Webpack Configuration

When using Webpack 5, enable the asyncWebAssembly experiment:

// webpack.config.js
module.exports = {
    experiments: {
        asyncWebAssembly: true,
    },
    module: {
        rules: [
            {
                test: /\.wasm$/,
                type: "webassembly/async",
            },
        ],
    },
};

Then import using the bundler target build:

import { TokenizerBuilder, loadDictionaryFromBytes } from 'lindera-wasm-bundler';
import { loadDictionaryFiles } from 'lindera-wasm-bundler/opfs';

// Load dictionary from OPFS (see OPFS Dictionary Storage for setup)
const files = await loadDictionaryFiles("ipadic");
const dictionary = loadDictionaryFromBytes(
    files.metadata, files.dictDa, files.dictVals, files.dictWordsIdx,
    files.dictWords, files.matrixMtx, files.charDef, files.unk,
);

const builder = new TokenizerBuilder();
builder.setDictionaryInstance(dictionary);
builder.setMode("normal");
const tokenizer = builder.build();

With the bundler target, __wbg_init() is called automatically by the bundler.

Vite / Rollup Setup

Vite supports WASM out of the box with the web target. Place the built pkg/ directory in your project and import directly:

import __wbg_init, { TokenizerBuilder, loadDictionaryFromBytes } from './pkg/lindera_wasm.js';
import { loadDictionaryFiles } from './pkg/opfs.js';

await __wbg_init();
// Load dictionary from OPFS and use TokenizerBuilder as shown above

For the bundler target with Vite, you may need the vite-plugin-wasm plugin:

// vite.config.js
import wasm from 'vite-plugin-wasm';

export default {
    plugins: [wasm()],
};

Chrome Extension Considerations

Chrome extensions using Manifest V3 restrict WebAssembly.compile and WebAssembly.instantiate by default.

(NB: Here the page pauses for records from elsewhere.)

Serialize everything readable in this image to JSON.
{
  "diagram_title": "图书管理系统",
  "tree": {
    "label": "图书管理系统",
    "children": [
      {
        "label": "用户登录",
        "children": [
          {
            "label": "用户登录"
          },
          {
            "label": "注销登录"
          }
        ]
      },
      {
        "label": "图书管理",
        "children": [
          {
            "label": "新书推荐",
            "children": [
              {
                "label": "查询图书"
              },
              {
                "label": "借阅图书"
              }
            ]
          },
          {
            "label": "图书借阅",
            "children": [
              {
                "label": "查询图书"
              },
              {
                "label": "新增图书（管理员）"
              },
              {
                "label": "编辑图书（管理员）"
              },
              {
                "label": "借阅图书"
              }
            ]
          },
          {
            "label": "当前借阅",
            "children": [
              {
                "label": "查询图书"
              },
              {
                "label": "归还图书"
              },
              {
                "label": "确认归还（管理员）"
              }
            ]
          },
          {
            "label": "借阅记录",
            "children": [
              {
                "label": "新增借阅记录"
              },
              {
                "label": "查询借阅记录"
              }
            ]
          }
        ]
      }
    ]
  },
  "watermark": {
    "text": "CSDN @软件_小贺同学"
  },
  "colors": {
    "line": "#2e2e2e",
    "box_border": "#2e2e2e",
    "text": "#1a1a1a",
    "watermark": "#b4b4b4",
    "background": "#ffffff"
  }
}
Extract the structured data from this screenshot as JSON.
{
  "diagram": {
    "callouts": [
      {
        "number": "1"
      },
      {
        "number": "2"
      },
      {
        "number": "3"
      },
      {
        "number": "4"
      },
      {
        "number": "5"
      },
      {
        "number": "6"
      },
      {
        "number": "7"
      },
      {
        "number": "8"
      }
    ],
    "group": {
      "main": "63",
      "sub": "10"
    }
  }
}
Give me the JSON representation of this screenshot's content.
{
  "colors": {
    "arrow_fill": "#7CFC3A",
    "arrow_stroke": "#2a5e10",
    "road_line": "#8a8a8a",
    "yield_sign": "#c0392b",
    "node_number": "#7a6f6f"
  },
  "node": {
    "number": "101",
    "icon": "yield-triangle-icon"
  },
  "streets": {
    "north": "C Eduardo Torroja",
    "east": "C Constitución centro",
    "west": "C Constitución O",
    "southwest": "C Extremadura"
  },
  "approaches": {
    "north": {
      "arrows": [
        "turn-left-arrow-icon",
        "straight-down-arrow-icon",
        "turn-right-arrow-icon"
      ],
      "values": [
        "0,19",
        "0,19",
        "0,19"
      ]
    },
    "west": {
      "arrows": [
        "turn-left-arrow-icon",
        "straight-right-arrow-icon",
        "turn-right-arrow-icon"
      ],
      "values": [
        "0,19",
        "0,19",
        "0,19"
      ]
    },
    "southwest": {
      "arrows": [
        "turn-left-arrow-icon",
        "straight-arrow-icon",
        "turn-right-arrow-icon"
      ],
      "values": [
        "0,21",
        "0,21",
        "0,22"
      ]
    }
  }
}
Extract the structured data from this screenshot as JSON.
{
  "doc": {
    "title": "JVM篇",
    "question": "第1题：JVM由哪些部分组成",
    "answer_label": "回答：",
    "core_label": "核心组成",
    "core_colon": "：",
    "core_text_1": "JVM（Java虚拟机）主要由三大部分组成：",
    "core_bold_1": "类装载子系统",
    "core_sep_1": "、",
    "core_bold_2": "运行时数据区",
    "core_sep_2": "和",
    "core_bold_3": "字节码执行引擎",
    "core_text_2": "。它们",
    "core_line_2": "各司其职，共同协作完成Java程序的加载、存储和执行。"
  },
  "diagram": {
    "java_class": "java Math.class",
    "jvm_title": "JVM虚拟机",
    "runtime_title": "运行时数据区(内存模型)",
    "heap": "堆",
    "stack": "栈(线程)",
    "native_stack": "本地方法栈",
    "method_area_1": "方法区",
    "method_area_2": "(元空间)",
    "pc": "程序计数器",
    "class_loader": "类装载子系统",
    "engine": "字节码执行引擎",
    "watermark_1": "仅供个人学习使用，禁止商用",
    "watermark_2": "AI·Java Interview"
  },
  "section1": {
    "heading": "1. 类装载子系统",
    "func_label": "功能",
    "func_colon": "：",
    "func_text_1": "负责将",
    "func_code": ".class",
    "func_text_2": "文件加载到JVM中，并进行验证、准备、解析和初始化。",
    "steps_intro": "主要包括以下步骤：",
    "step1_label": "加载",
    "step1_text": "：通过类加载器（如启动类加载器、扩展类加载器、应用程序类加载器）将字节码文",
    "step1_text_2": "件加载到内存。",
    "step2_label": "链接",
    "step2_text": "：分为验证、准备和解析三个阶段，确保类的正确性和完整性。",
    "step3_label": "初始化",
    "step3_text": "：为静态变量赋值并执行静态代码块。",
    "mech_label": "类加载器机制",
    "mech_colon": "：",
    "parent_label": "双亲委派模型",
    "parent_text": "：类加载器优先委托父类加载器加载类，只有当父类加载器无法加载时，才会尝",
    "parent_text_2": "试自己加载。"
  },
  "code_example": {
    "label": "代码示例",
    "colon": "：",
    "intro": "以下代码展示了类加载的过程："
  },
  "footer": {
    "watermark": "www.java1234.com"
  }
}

To use lindera-wasm in an extension, you need to add wasm-unsafe-eval to your Content Security Policy:

{
    "content_security_policy": {
        "extension_pages": "script-src 'self' 'wasm-unsafe-eval'; object-src 'self'"
    }
}

Note that wasm-unsafe-eval only allows WebAssembly execution and does not permit arbitrary JavaScript eval().

Performance Tips

  • Initialize once: Call __wbg_init() once at application startup, not on every tokenization request.
  • Reuse the tokenizer: Create the Tokenizer instance once and reuse it for multiple calls to tokenize().
  • Web Workers: For heavy tokenization workloads, consider running Lindera in a Web Worker to avoid blocking the main thread.